Crucially, and devastatingly, we don’t care about these characters. We’re spoon-fed every last piece of detail in the dialogue. There is barely a line that isn’t either heavy-handed exposition, a clumsy observation, or clichéd genre babble. These characters are flat and lifeless – they are all the exact type of characters we’ve seen a thousand times – earnest and determined, seemingly passionate and driven – and that’s it. They only ever seem to care about what’s happening in the here and now. While, granted, things happen to them, there’s a struggle and a resolution, what you see is strictly what you get. We’re told who is ‘good’, who is ‘bad’, and that’s more or less the recipe. It is such flat characterisation that contributes to one of the most plodding and uninspiring screenplays I have ever had to sit through.

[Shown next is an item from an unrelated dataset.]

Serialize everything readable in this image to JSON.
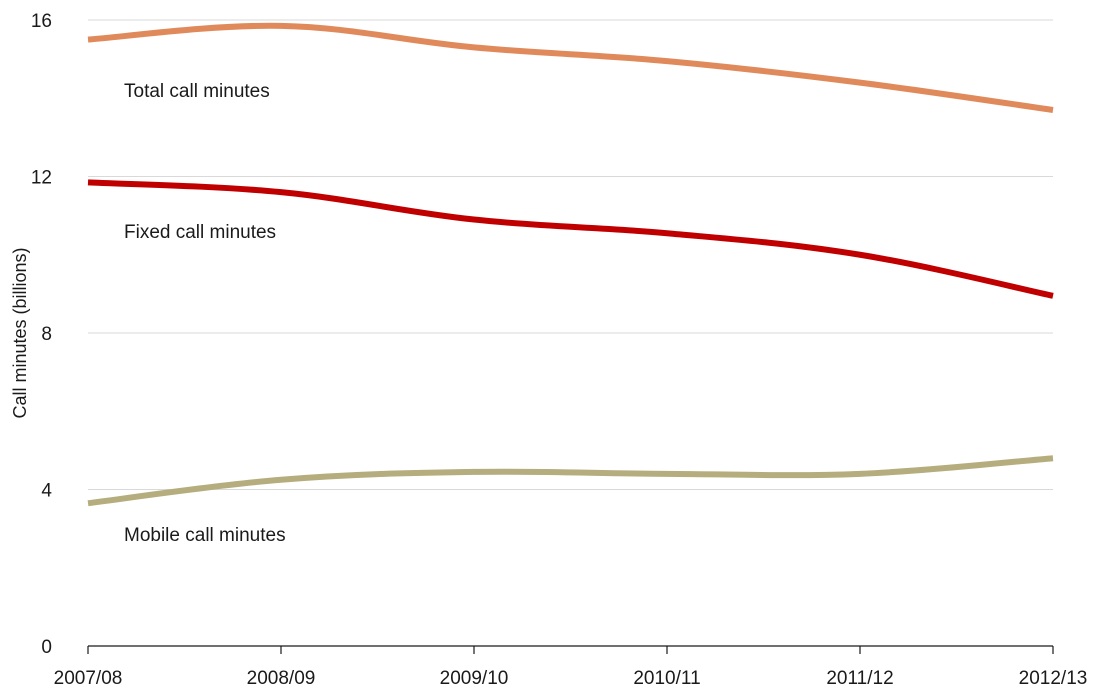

The story is over before it begins – it is painfully predictable, and much of the action offers around 90 minutes of filler before it reaches the end point that the audience had worked out fifteen minutes in. There is little in the way of surprise. There are attempts to thrill and amaze with visual effects but with painful green screen and aforementioned dated effects, this is a movie that smacks of a production that has had more money pumped into it than heart or purpose. It is a very poor execution of what could have been a great idea that is painted over with lashes of expensive imagery and glamour that give it a rather tacky execution, and one that feels poorly handled. It is certainly a case of all style, no substance. All the while, it is a movie that seems exceptionally pleased with itself, not once showing any kind of awareness or genre creativity. It is as by-the-numbers as you can get – if Warcraft received flack for its characterisation problems and style over substance execution (much of which I believe was somewhat unfounded), Gods needs to receive ten times as much. This is a movie that is, sadly, instantly forgettable – and for a supposed epic dealing with duelling Gods, grand battles and voyages into the lore of Ancient Egypt, it is stunning that it achieves such a nadir. Ray Harryhausen handled ancient mythology far better decades ago, and at a fraction of the budget thrown at Gods.

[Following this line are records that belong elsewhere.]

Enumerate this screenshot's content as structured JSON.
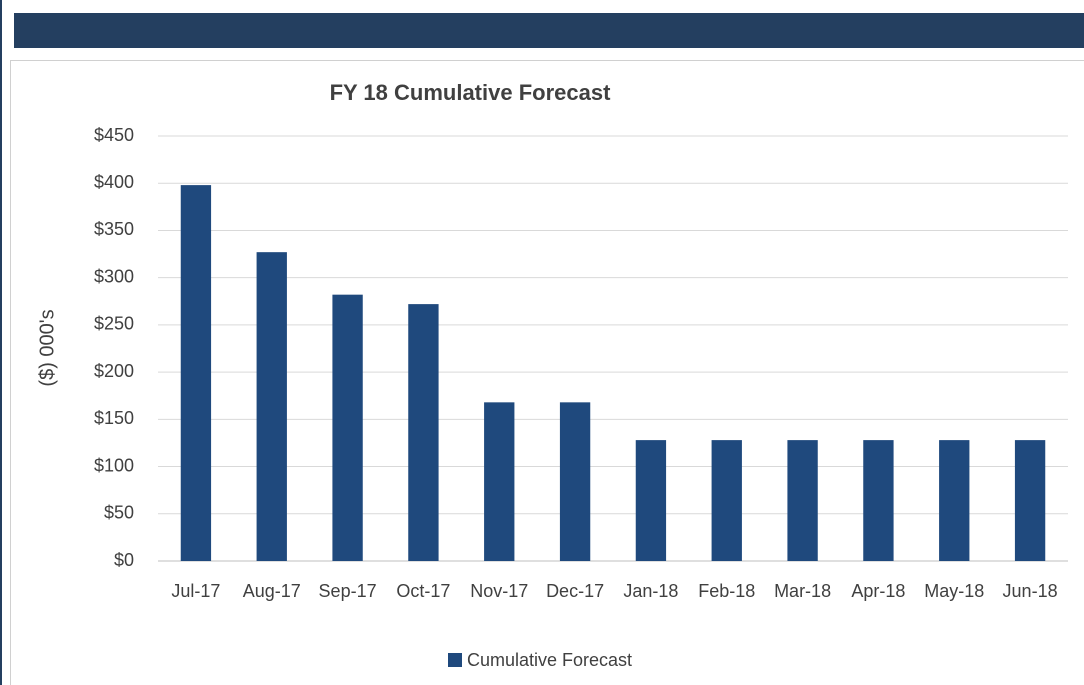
{
  "chart_data": {
    "type": "bar",
    "title": "FY 18 Cumulative Forecast",
    "y_label": "($) 000's",
    "categories": [
      "Jul-17",
      "Aug-17",
      "Sep-17",
      "Oct-17",
      "Nov-17",
      "Dec-17",
      "Jan-18",
      "Feb-18",
      "Mar-18",
      "Apr-18",
      "May-18",
      "Jun-18"
    ],
    "series": [
      {
        "name": "Cumulative Forecast",
        "color": "#1f497d",
        "values": [
          398,
          327,
          282,
          272,
          168,
          168,
          128,
          128,
          128,
          128,
          128,
          128
        ]
      }
    ],
    "ylim": [
      0,
      450
    ],
    "yticks": [
      {
        "value": 0,
        "label": "$0"
      },
      {
        "value": 50,
        "label": "$50"
      },
      {
        "value": 100,
        "label": "$100"
      },
      {
        "value": 150,
        "label": "$150"
      },
      {
        "value": 200,
        "label": "$200"
      },
      {
        "value": 250,
        "label": "$250"
      },
      {
        "value": 300,
        "label": "$300"
      },
      {
        "value": 350,
        "label": "$350"
      },
      {
        "value": 400,
        "label": "$400"
      },
      {
        "value": 450,
        "label": "$450"
      }
    ],
    "grid": true,
    "legend": "bottom"
  }
}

Gods of Egypt came under fire upon its initial release in the US due to the majority white casting of a movie set in ancient Africa – and it is a movie that has barely recouped $2 million over its expansive $140 million budget, making it a relative box office whimper despite having garnered a profit. Even despite such press, Gods is an incredible achievement in that it is consistently dull, tackily presented, predictably written, awkwardly delivered and overly long – and while there were clearly good intentions in its design, and pacing could have been further neglected, this is simply not enough to allow it to become more than simply one of the worst movies that 2016 will have to offer. At even halfway through the year, I am confident that this will be the case. Many detractors are calling the movie ‘so bad, it’s good’ – but take it from me, it really isn’t.